Some fundamentals of retail never change. “Retailers need to figure out how to capture and stay relevant to customers,” says Andrew Miller, CEO of staffing firm BrainWorks Inc.

The big winners in the 2017 holiday season will be those that excel in customer convenience, in-store as well as online, provide superior service and operate efficiently enough to keep their pricing competitive.

The need for high-quality in-store service is greater than ever. “The jobs that we’re seeing where the mix is really shifting is store clerks and other positions in store, to keep customer experience high,” says Greg Dyer, president of Randstad’s commercial staffing division. Smaller stores, given their difficulty with matching prices offered by big-box and major online retailers, will be under the greatest pressure to hire the best help for the holidays.

A few traditional retail roles will not keep pace. Some in-store roles such as cashier may plateau or decline as online continues to grow in 2017. At the same time, big-box stores will keep nudging customers toward self-service checkout. Always in demand: Attendants who offer friendly and effective aid when customers encounter uncooperative self-service terminals.

Remote customer service is up and coming. In April, Amazon announced that it will hire 5,000 remote customer service workers; other retailers are watching this experiment closely.  “The remote-worker model isn’t perfected yet, but there is growth is ahead,” says Dyer. Remote work has the potential to draw on a new talent pool, “but the employer loses some sense of control as far as managing.” 

“With everything being stored in the cloud, it’s easy to track metrics, number and quality of calls,” says Fowler. Staffing firms that have been supplying seasonal customer service workers will find it particularly challenging to remain relevant to clients who turn to remote workers.

In-store fulfillment requires in-store labor.  Another trend is affecting the seasonal workforce planning of larger retailers: in-store pickup of online orders, shipments between stores, and other store-based fulfillment processes. “Often instead of product coming from a distribution center, it comes from nearby stores,” says Fowler. This may require more staffing behind the scenes at retail locations to execute shipping and handle returns. 

The logistics of retail becomes ever more complex. As online retail grows, there’s a greater focus on logistics and related staffing, says Fowler. Large retailers, whether primarily online or brick-and-mortar, may find 2017 the most challenging year yet to recruit the tech talent they need to prepare their logistics systems for peak season. 

The unemployment rate in information technology jobs has been under 3 percent this year, a daunting sign for retailer tech recruiters.

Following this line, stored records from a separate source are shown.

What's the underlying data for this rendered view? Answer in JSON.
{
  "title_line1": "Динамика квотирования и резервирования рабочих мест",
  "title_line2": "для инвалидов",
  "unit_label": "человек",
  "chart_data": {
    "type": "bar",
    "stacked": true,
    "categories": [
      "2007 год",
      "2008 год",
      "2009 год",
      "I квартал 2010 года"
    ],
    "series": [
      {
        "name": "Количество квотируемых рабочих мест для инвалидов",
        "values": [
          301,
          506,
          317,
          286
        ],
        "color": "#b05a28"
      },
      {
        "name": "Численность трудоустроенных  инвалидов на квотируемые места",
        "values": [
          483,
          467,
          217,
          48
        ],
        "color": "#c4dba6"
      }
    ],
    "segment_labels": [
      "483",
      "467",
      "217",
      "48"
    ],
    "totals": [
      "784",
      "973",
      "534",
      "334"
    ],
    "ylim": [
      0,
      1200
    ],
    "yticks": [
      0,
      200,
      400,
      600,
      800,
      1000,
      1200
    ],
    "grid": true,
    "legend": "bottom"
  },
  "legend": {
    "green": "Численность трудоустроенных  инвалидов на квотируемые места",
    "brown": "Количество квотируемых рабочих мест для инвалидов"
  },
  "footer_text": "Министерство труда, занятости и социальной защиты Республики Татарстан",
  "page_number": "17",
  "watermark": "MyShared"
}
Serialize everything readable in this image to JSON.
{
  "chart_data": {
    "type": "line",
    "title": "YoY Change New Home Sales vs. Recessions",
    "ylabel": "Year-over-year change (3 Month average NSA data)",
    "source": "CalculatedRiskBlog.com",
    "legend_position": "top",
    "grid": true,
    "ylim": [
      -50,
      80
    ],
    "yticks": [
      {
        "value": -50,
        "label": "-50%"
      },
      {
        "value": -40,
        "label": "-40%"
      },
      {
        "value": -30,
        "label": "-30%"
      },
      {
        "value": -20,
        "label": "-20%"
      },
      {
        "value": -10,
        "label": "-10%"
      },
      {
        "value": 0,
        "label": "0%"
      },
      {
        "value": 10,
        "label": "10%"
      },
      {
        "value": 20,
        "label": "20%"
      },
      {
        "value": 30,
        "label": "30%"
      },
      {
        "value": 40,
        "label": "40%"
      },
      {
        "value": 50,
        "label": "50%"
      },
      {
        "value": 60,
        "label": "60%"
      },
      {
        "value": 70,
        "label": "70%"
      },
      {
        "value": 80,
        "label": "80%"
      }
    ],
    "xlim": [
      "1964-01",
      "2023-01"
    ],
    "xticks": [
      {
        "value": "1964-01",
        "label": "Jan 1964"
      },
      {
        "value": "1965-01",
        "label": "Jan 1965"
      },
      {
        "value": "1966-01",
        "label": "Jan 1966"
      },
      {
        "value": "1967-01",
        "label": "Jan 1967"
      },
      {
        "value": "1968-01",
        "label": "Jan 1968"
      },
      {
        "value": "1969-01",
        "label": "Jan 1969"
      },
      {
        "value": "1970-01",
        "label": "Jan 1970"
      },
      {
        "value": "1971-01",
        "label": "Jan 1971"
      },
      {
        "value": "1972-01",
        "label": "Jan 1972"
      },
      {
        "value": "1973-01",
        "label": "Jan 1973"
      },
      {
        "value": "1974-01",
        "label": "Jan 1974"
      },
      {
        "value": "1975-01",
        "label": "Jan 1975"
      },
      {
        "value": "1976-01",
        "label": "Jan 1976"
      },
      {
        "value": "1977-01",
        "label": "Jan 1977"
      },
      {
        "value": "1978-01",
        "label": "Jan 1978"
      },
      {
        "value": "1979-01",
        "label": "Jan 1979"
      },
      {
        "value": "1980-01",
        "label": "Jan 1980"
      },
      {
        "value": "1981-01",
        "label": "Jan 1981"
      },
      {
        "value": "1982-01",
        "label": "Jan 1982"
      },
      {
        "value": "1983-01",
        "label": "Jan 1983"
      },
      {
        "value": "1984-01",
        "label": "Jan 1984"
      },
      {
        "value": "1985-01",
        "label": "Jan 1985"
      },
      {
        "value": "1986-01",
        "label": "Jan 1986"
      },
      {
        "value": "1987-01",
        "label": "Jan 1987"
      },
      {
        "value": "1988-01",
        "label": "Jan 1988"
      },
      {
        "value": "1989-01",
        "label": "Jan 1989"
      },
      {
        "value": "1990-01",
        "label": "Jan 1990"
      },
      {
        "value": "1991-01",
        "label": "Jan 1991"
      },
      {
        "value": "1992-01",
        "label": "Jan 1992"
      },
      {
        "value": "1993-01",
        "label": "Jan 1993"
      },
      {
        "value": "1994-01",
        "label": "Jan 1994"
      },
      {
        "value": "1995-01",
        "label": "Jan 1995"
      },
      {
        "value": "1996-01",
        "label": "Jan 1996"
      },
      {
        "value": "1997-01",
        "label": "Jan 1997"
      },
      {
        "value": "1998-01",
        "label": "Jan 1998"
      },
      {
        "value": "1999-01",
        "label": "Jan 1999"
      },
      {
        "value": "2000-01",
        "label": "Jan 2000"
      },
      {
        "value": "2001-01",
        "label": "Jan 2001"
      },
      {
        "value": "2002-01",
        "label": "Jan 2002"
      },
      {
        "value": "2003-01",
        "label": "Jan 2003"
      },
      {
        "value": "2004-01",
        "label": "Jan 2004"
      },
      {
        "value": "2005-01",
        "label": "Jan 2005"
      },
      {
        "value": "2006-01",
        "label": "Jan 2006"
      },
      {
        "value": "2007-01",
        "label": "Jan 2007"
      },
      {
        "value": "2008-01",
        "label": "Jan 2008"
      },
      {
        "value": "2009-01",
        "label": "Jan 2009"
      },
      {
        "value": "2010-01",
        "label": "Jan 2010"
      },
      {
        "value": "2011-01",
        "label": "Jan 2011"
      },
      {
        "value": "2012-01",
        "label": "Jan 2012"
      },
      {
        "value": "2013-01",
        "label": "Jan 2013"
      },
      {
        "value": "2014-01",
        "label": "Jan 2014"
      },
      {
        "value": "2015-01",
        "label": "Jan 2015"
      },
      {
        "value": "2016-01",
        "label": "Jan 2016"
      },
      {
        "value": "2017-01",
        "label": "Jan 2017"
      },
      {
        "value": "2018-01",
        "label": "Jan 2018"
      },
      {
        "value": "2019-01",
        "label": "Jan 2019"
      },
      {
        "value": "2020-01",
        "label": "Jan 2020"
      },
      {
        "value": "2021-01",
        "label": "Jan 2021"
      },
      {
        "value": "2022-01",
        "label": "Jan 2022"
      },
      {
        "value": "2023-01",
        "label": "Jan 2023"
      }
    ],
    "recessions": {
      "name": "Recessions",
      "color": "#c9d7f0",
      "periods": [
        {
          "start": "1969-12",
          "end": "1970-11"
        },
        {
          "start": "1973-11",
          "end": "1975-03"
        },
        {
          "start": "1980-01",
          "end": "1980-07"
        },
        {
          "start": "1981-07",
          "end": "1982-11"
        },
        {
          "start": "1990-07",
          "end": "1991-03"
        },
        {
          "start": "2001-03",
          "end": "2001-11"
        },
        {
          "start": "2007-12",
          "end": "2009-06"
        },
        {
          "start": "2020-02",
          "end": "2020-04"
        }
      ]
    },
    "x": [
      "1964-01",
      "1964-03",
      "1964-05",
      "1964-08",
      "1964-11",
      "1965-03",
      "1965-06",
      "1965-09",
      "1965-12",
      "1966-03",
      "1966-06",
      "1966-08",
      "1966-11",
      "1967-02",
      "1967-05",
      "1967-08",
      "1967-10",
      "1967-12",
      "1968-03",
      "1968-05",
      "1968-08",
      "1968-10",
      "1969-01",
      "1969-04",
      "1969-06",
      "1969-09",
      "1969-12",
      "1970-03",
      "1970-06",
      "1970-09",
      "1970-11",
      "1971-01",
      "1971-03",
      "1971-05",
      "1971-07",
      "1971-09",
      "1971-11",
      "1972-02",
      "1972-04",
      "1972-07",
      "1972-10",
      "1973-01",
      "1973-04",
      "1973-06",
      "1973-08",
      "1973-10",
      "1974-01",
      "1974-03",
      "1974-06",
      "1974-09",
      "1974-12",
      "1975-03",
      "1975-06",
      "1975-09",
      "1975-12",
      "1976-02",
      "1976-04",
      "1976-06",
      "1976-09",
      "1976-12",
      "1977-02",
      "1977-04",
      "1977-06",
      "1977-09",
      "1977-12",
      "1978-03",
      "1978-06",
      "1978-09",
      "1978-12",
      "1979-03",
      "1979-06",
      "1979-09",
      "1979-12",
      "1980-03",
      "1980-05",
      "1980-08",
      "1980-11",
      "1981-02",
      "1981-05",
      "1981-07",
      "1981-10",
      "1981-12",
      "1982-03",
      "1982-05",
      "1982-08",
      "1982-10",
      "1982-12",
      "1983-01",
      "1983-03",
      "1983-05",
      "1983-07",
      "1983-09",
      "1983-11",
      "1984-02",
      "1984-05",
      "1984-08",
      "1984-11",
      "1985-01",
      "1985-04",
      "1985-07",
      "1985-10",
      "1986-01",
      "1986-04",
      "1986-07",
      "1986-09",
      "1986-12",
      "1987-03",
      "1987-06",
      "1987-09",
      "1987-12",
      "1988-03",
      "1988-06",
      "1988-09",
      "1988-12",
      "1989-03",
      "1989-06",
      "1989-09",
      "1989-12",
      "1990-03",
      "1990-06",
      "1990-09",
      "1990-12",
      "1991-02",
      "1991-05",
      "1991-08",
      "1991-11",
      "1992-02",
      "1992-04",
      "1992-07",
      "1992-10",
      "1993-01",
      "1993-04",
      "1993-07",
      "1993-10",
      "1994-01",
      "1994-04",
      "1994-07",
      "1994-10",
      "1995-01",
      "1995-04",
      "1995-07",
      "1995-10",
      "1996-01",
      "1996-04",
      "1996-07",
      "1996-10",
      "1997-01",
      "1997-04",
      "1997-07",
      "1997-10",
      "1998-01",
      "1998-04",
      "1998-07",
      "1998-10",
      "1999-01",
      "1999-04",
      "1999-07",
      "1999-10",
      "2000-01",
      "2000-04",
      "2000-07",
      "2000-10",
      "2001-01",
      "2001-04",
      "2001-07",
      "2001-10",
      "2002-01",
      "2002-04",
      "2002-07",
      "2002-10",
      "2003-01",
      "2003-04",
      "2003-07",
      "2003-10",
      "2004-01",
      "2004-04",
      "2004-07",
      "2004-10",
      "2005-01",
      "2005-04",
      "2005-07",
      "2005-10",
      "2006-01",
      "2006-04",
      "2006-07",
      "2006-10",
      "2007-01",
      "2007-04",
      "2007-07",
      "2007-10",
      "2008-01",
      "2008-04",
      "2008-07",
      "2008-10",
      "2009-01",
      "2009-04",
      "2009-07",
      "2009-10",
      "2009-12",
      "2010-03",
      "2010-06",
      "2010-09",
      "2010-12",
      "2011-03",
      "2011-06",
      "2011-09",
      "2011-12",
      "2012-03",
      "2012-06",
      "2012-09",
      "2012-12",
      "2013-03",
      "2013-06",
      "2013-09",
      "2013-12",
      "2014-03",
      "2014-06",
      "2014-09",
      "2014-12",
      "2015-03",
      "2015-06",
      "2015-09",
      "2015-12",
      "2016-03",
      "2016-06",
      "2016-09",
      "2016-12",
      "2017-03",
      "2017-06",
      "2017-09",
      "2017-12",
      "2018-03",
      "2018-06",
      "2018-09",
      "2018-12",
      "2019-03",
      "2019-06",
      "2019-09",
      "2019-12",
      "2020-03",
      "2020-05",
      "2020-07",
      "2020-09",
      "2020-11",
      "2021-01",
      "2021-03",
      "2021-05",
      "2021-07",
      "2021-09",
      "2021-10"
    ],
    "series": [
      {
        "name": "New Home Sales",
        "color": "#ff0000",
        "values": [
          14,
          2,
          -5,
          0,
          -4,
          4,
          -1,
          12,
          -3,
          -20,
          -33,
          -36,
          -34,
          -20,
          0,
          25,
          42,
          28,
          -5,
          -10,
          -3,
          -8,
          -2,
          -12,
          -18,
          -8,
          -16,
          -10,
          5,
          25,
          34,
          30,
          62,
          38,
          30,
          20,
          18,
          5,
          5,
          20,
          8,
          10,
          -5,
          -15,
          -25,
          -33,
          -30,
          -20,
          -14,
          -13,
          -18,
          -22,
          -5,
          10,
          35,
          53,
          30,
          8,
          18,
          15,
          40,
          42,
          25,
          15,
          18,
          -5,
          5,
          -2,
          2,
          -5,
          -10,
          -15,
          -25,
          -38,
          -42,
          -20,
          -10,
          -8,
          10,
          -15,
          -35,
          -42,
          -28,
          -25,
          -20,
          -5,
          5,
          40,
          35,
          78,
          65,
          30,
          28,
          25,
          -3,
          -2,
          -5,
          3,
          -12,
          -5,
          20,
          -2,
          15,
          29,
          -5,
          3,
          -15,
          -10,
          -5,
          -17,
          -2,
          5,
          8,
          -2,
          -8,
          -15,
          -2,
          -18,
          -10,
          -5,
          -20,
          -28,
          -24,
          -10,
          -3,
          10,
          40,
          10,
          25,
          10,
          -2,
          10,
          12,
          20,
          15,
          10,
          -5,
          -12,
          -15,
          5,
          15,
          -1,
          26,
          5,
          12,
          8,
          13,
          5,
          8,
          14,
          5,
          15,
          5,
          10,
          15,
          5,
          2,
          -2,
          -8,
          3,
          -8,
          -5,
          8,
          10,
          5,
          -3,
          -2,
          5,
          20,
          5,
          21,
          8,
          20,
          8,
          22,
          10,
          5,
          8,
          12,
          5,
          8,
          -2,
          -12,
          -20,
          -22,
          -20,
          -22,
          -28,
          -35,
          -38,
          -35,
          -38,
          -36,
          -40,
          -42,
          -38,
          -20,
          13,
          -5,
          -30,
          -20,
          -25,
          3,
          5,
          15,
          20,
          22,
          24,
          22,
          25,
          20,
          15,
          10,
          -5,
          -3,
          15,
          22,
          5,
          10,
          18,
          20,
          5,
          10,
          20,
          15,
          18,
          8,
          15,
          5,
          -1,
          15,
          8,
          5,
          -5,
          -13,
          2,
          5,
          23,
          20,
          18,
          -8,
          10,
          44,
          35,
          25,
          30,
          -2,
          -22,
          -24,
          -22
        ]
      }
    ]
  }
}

Qualified drivers are getting even harder to find. “UPS and Fedex will need to ramp up their hiring earlier this year,” given retail’s healthy growth, especially online, Fowler says. Staffing firms that can effectively prescreen candidates for these job can make themselves useful to retailers of any size that must hire drivers.

Warehouse workers are working elbow-to-actuator with robots. Large retailers with substantial warehouse operations are bringing in robots by the thousands, especially for pick and pack. This holiday season, automation will continue to cut into the demand for human packers. It will also expand the need for human operators to oversee and troubleshoot the silicon legion.

Full employment means seasonal wages must rise (faster). Unemployment has been hovering just above 4 percent for months, so for this holiday season “wage inflation will be sparked somewhat,” says Dyer. 

The moral for retailers is to pay a little more for better workers. Competition on pay will become increasingly visible to candidates, Fowler says. “Retailers are going to advertise what they pay, which didn’t happen in the past.”